Al profesor, debido a su enclenque figura y pequeña estatura, le apodaban en la escuela el Medio. El asumía, por parte de los alumnos, el mote y el relajo cotidiano en el transporte, con gran estoicismo. Lo primero, porque sabía que se aburrirían tarde o temprano del poco caso que hacía del apodo; lo segundo, por saber que a pesar de todo era más cómodo el camión escolar, que el pésimo transporte colectivo de la ciudad.
Ese día los escolares estaban desatados. Las causas podían ser varias: el calor de mayo, los ensayos para los festivales de las madres y de los maestros, o la cercanía de los exámenes finales. El caso era que, como un efecto de resistencia a todo, se realizaba una guerra campal en el camión. Atrincherados en los asientos, los estudiantes sólo se asomaban para apuntar y ocultos, lanzaban el proyectil. Nunca se sabe de dónde se hacen de tanto parque en esas guerras de trincheras/asientos. Medio, con poca fortuna, emitía un grito que pocos oían y nadie obedecía. Resguardado en el respaldo, esperaba no tanto el fin de la batalla, como su próxima bajada.
Medio huevo duro pasa por la ventana abierta y da justo en el cofre del auto último modelo. El malencarado automovilista estalla. Con ira, conduce el zigzagueante carro; hasta que da alcance a camión amarillo. El intolerante conductor del vehículo, a zancadas, aborda el camión.
— ¿Quién lanzó el huevo?
Por esa extraña solidaridad que se da en los grupos escolares en situaciones de peligro, todos guardaron silencio. El profesor fue el primero. Ahora el temblor se extendió a las dos piernas. No era capaz de decir nada. ¿Qué podía argumentar?
-
Si no me dicen –sentenció el energúmeno gritando– les voy a poner un coco a todos.
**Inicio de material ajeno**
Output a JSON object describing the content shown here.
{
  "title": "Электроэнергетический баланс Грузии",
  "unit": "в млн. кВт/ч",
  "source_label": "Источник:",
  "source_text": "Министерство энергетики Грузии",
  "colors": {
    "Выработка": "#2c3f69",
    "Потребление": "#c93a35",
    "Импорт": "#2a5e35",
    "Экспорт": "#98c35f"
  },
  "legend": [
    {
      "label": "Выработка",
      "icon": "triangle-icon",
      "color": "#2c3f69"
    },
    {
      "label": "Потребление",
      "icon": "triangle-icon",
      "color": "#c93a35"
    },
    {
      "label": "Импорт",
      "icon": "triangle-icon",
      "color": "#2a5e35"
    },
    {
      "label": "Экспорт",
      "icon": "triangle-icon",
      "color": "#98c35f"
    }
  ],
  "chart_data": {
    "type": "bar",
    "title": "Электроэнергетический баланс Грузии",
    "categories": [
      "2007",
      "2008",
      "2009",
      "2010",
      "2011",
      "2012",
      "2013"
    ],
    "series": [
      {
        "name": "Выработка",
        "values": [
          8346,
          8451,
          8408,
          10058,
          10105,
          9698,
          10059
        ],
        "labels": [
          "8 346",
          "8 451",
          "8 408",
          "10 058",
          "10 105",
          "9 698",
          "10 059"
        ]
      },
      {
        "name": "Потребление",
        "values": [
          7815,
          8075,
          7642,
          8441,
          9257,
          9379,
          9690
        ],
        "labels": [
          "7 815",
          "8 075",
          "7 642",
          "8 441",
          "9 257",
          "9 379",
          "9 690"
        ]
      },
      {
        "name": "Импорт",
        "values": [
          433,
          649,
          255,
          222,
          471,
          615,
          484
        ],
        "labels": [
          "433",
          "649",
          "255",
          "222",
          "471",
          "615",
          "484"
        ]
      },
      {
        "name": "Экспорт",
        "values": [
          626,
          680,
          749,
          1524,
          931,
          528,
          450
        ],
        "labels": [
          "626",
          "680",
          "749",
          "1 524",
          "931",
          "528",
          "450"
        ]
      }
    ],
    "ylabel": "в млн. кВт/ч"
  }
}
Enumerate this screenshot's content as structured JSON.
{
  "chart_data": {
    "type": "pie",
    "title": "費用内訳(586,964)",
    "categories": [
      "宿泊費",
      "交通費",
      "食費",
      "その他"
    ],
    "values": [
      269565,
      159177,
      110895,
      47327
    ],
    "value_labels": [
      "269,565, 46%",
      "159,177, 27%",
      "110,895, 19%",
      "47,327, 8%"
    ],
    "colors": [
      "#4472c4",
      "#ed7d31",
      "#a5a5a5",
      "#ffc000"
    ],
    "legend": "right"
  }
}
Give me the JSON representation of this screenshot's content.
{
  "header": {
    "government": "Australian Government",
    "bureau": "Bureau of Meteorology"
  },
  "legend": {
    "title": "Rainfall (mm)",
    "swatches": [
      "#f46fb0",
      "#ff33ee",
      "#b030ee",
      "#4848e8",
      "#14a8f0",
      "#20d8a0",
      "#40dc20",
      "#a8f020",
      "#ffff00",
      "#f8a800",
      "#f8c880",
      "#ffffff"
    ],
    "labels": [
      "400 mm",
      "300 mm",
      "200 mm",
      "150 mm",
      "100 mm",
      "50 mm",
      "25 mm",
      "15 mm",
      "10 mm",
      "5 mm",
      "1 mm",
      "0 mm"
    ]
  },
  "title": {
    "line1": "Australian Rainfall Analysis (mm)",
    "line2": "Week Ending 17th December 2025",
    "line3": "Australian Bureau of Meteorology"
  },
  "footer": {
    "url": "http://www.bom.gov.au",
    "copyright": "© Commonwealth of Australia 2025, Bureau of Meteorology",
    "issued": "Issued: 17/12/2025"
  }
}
Medio observo cómo acomodó el primer golpe sobre la cabeza del niño sentado en el primer asiento del transporte, junto al pasillo. El miedo fue tanto que estuvo a punto de volverse coraje, levantarse y reclamarle en el mismo tono.
El iracundo conductor seguía cumpliendo su tarea, con el puño vengador. El profesor lo veía cada vez más cerca y más grande. El coraje en cierne se trastocó en profundo odio, repulsión y hasta valor. Cuando llegó a sólo un asiento de donde estaba Medio, el profesor apretó los puños, inclinó la cabeza, cerró los ojos y … esperó.